Resting isn’t easy for me.
As an extremely Type A busy-body, I tend to run without stopping or catching my breath. I tend to go full-force from the time I wake up until the second my head hits the pillow. I tend to not ask for help, to always seem like I have it together, to not admit I am weak, to always push myself until I physically can’t anymore.
And it’s exhausting.
This past Sunday, I heard a really great sermon at my parents’ church on the Sabbath and keeping it holy. Some points that stuck out to me were:
- Rest is holy. We were made to rest.
- But we were also made to work, and to work hard at that.
- When we have a sacred rhythm, which involves work, worship + rest, we are pleasing God.
I don’t usually respect the Sabbath.
The preacher man asked us what our Sundays looked like, if they seemed any different than a normal weekday or Saturday. Other than going to church (which can also be a struggle), my Sundays look pretty much like every other day. I eat out with friends, do laundry or pick up groceries, plan for the week ahead, spend time with my boyfriend.
I felt extremely convicted. Why don’t I rest? Why do I always feel the need to work hard and play harder?
So here’s the deal, here is my promise to Jesus Man with you as my witness: I will rest more often.
The way I rest isn’t always the most conventional. Sometimes it’s physical rest (like sleeping), a lot of the time it’s emotional rest (like blogging — externally processing), other times it’s retreating to my studio apartment to play guitar, read my Bible, watch TV alone.
It isn’t easy and it is natural to me, but it certainly is necessary and good for me, too. I want to rest more because I want to make the most out of what I do.
Let’s keep the Sabbath holy.
In college, I also suffered from perfectionism (haha — but really) and overworking myself. It wasn’t until my sophomore year while going through several overwhelming hardships that I took rest more seriously.
For an entire semester, I fasted from eating on Tuesday’s and studied my Bible every morning before class. It was an incredibly transformative time for my faith, as I struggled with doubt but then sought Jesus out.
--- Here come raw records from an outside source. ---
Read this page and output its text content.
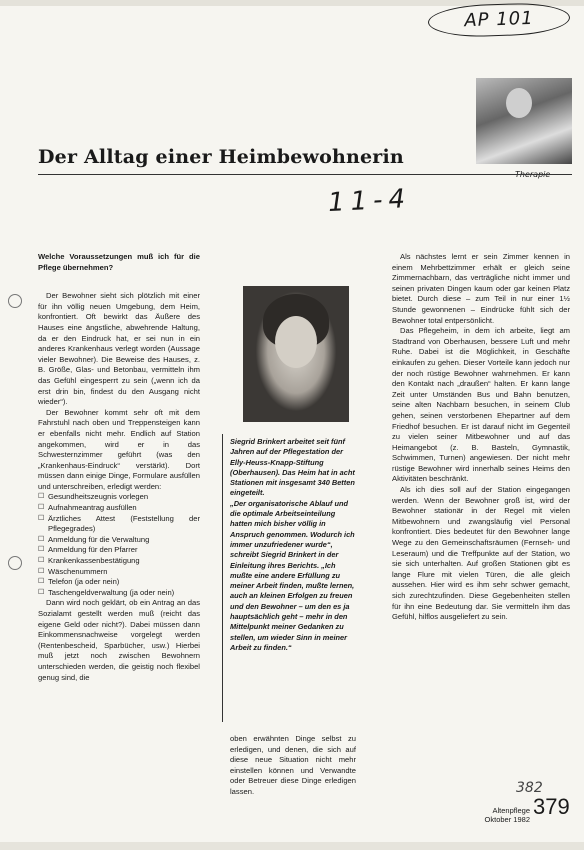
AP 101
Der Alltag einer Heimbewohnerin
11-4

Welche Voraussetzungen muß ich für die Pflege übernehmen?

Der Bewohner sieht sich plötzlich mit einer für ihn völlig neuen Umgebung, dem Heim, konfrontiert. Oft bewirkt das Äußere des Hauses eine ängstliche, abwehrende Haltung, da er den Eindruck hat, er sei nun in ein anderes Krankenhaus verlegt worden (Aussage vieler Bewohner). Die Beweise des Hauses, z. B. Größe, Glas- und Betonbau, vermitteln ihm das Gefühl eingesperrt zu sein („wenn ich da erst drin bin, findest du den Ausgang nicht wieder“).

Der Bewohner kommt sehr oft mit dem Fahrstuhl nach oben und Treppensteigen kann er ebenfalls nicht mehr. Endlich auf Station angekommen, wird er in das Schwesternzimmer geführt (was den „Krankenhaus-Eindruck“ verstärkt). Dort müssen dann einige Dinge, Formulare ausfüllen und unterschreiben, erledigt werden:

☐ Gesundheitszeugnis vorlegen
☐ Aufnahmeantrag ausfüllen
☐ Ärztliches Attest (Feststellung der Pflegegrades)
☐ Anmeldung für die Verwaltung
☐ Anmeldung für den Pfarrer
☐ Krankenkassenbestätigung
☐ Wäschenummern
☐ Telefon (ja oder nein)
☐ Taschengeldverwaltung (ja oder nein)

Dann wird noch geklärt, ob ein Antrag an das Sozialamt gestellt werden muß (reicht das eigene Geld oder nicht?). Dabei müssen dann Einkommensnachweise vorgelegt werden (Rentenbescheid, Sparbücher, usw.) Hierbei muß jetzt noch zwischen Bewohnern unterschieden werden, die geistig noch flexibel genug sind, die

Siegrid Brinkert arbeitet seit fünf Jahren auf der Pflegestation der Elly-Heuss-Knapp-Stiftung (Oberhausen). Das Heim hat in acht Stationen mit insgesamt 340 Betten eingeteilt.

„Der organisatorische Ablauf und die optimale Arbeitseinteilung hatten mich bisher völlig in Anspruch genommen. Wodurch ich immer unzufriedener wurde“, schreibt Siegrid Brinkert in der Einleitung ihres Berichts. „Ich mußte eine andere Erfüllung zu meiner Arbeit finden, mußte lernen, auch an kleinen Erfolgen zu freuen und den Bewohner – um den es ja hauptsächlich geht – mehr in den Mittelpunkt meiner Gedanken zu stellen, um wieder Sinn in meiner Arbeit zu finden.“

oben erwähnten Dinge selbst zu erledigen, und denen, die sich auf diese neue Situation nicht mehr einstellen können und Verwandte oder Betreuer diese Dinge erledigen lassen.

Als nächstes lernt er sein Zimmer kennen in einem Mehrbettzimmer erhält er gleich seine Zimmernachbarn, das verträgliche nicht immer und seinen privaten Dingen kaum oder gar keinen Platz bietet. Durch diese – zum Teil in nur einer 1½ Stunde gewonnenen – Eindrücke fühlt sich der Bewohner total entpersönlicht.

Das Pflegeheim, in dem ich arbeite, liegt am Stadtrand von Oberhausen, bessere Luft und mehr Ruhe. Dabei ist die Möglichkeit, in Geschäfte einkaufen zu gehen. Dieser Vorteile kann jedoch nur der noch rüstige Bewohner wahrnehmen. Er kann den Kontakt nach „draußen“ halten. Er kann lange Zeit unter Umständen Bus und Bahn benutzen, seine alten Nachbarn besuchen, in seinem Club gehen, seinen verstorbenen Ehepartner auf dem Friedhof besuchen. Er ist darauf nicht im Gegenteil zu vielen seiner Mitbewohner und auf das Heimangebot (z. B. Basteln, Gymnastik, Schwimmen, Turnen) angewiesen. Der nicht mehr rüstige Bewohner wird innerhalb seines Heims den Aktivitäten beschränkt.

Als ich dies soll auf der Station eingegangen werden. Wenn der Bewohner groß ist, wird der Bewohner stationär in der Regel mit vielen Mitbewohnern und zwangsläufig viel Personal konfrontiert. Dies bedeutet für den Bewohner lange Wege zu den Gemeinschaftsräumen (Fernseh- und Leseraum) und die Treffpunkte auf der Station, wo sie sich unterhalten. Auf großen Stationen gibt es lange Flure mit vielen Türen, die alle gleich aussehen. Hier wird es ihm sehr schwer gemacht, sich zurechtzufinden. Diese Gegebenheiten stellen für ihn eine Bedeutung dar. Sie vermitteln ihm das Gefühl, hilflos ausgeliefert zu sein.

382
Altenpflege
Oktober 1982
379
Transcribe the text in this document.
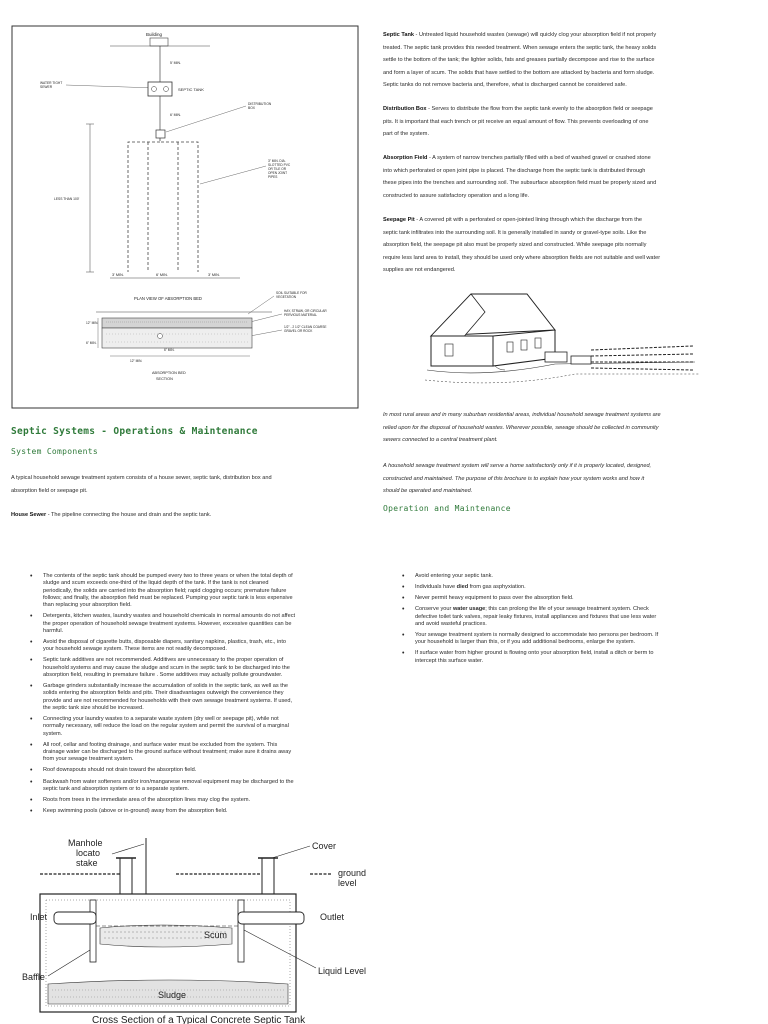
Building
5' MIN.
WATER TIGHT
SEWER	SEPTIC TANK
DISTRIBUTION
BOX
6' MIN.
LESS THAN 100'
3" MIN. DIA.
SLOTTED PVC
OR TILE OR
OPEN JOINT
PIPES
3' MIN.	6' MIN.	3' MIN.
PLAN VIEW OF ABSORPTION BED
SOIL SUITABLE FOR
VEGETATION
HAY, STRAW, OR CIRCULAR
PERVIOUS MATERIAL
1/2" - 2 1/2" CLEAN COARSE
GRAVEL OR ROCK
12" MIN.
6" MIN.
6" MIN.
12" MIN.
ABSORPTION BED
SECTION
Septic Systems - Operations & Maintenance
System Components
A typical household sewage treatment system consists of a house sewer, septic tank, distribution box and
absorption field or seepage pit.
House Sewer - The pipeline connecting the house and drain and the septic tank.
Septic Tank - Untreated liquid household wastes (sewage) will quickly clog your absorption field if not properly
treated. The septic tank provides this needed treatment. When sewage enters the septic tank, the heavy solids
settle to the bottom of the tank; the lighter solids, fats and greases partially decompose and rise to the surface
and form a layer of scum. The solids that have settled to the bottom are attacked by bacteria and form sludge.
Septic tanks do not remove bacteria and, therefore, what is discharged cannot be considered safe.
Distribution Box - Serves to distribute the flow from the septic tank evenly to the absorption field or seepage
pits. It is important that each trench or pit receive an equal amount of flow. This prevents overloading of one
part of the system.
Absorption Field - A system of narrow trenches partially filled with a bed of washed gravel or crushed stone
into which perforated or open joint pipe is placed. The discharge from the septic tank is distributed through
these pipes into the trenches and surrounding soil. The subsurface absorption field must be properly sized and
constructed to assure satisfactory operation and a long life.
Seepage Pit - A covered pit with a perforated or open-jointed lining through which the discharge from the
septic tank infiltrates into the surrounding soil. It is generally installed in sandy or gravel-type soils. Like the
absorption field, the seepage pit also must be properly sized and constructed. While seepage pits normally
require less land area to install, they should be used only where absorption fields are not suitable and well water
supplies are not endangered.
In most rural areas and in many suburban residential areas, individual household sewage treatment systems are
relied upon for the disposal of household wastes. Wherever possible, sewage should be collected in community
sewers connected to a central treatment plant.
A household sewage treatment system will serve a home satisfactorily only if it is properly located, designed,
constructed and maintained. The purpose of this brochure is to explain how your system works and how it
should be operated and maintained.
Operation and Maintenance
• The contents of the septic tank should be pumped every two to three years or when the total depth of
sludge and scum exceeds one-third of the liquid depth of the tank. If the tank is not cleaned
periodically, the solids are carried into the absorption field; rapid clogging occurs; premature failure
follows; and finally, the absorption field must be replaced. Pumping your septic tank is less expensive
than replacing your absorption field.
• Detergents, kitchen wastes, laundry wastes and household chemicals in normal amounts do not affect
the proper operation of household sewage treatment systems. However, excessive quantities can be
harmful.
• Avoid the disposal of cigarette butts, disposable diapers, sanitary napkins, plastics, trash, etc., into
your household sewage system. These items are not readily decomposed.
• Septic tank additives are not recommended. Additives are unnecessary to the proper operation of
household systems and may cause the sludge and scum in the septic tank to be discharged into the
absorption field, resulting in premature failure . Some additives may actually pollute groundwater.
• Garbage grinders substantially increase the accumulation of solids in the septic tank, as well as the
solids entering the absorption fields and pits. Their disadvantages outweigh the convenience they
provide and are not recommended for households with their own sewage treatment systems. If used,
the septic tank size should be increased.
• Connecting your laundry wastes to a separate waste system (dry well or seepage pit), while not
normally necessary, will reduce the load on the regular system and permit the survival of a marginal
system.
• All roof, cellar and footing drainage, and surface water must be excluded from the system. This
drainage water can be discharged to the ground surface without treatment; make sure it drains away
from your sewage treatment system.
• Roof downspouts should not drain toward the absorption field.
• Backwash from water softeners and/or iron/manganese removal equipment may be discharged to the
septic tank and absorption system or to a separate system.
• Roots from trees in the immediate area of the absorption lines may clog the system.
• Keep swimming pools (above or in-ground) away from the absorption field.
• Avoid entering your septic tank.
• Individuals have died from gas asphyxiation.
• Never permit heavy equipment to pass over the absorption field.
• Conserve your water usage; this can prolong the life of your sewage treatment system. Check
defective toilet tank valves, repair leaky fixtures, install appliances and fixtures that use less water
and avoid wasteful practices.
• Your sewage treatment system is normally designed to accommodate two persons per bedroom. If
your household is larger than this, or if you add additional bedrooms, enlarge the system.
• If surface water from higher ground is flowing onto your absorption field, install a ditch or berm to
intercept this surface water.
Manhole
locato
stake
Cover
ground
level
Inlet	Outlet
Scum
Baffle
Liquid Level
Sludge
Cross Section of a Typical Concrete Septic Tank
These days, I think my Sabbath time will look a bit differently. It isn’t realistic for me to make my Sabbath a weekday (or even sometimes a weekday morning, unfortunately). Ideally, I will treat my Saturday mornings from the time I wake up to about 10 a.m. as my Sabbath: waking up slow, making breakfast + coffee and reading my Bible. And Sunday services as additional worship to complement my Sabbath Saturday mornings.
I’m excited! I’m eager! I’m ready!
I really think this carved out time will be good for my mental, emotional, physical and spiritual health. I really think this could be super great for my holistic wellness and spiritual growth.
If you can’t commit the entire Sunday every week to be your Sabbath, I encourage you to find another time weekly to rest and be still before the Lord. I encourage you to pursue your walk with Christ and also your mental + physical wellness. Now let’s do this!!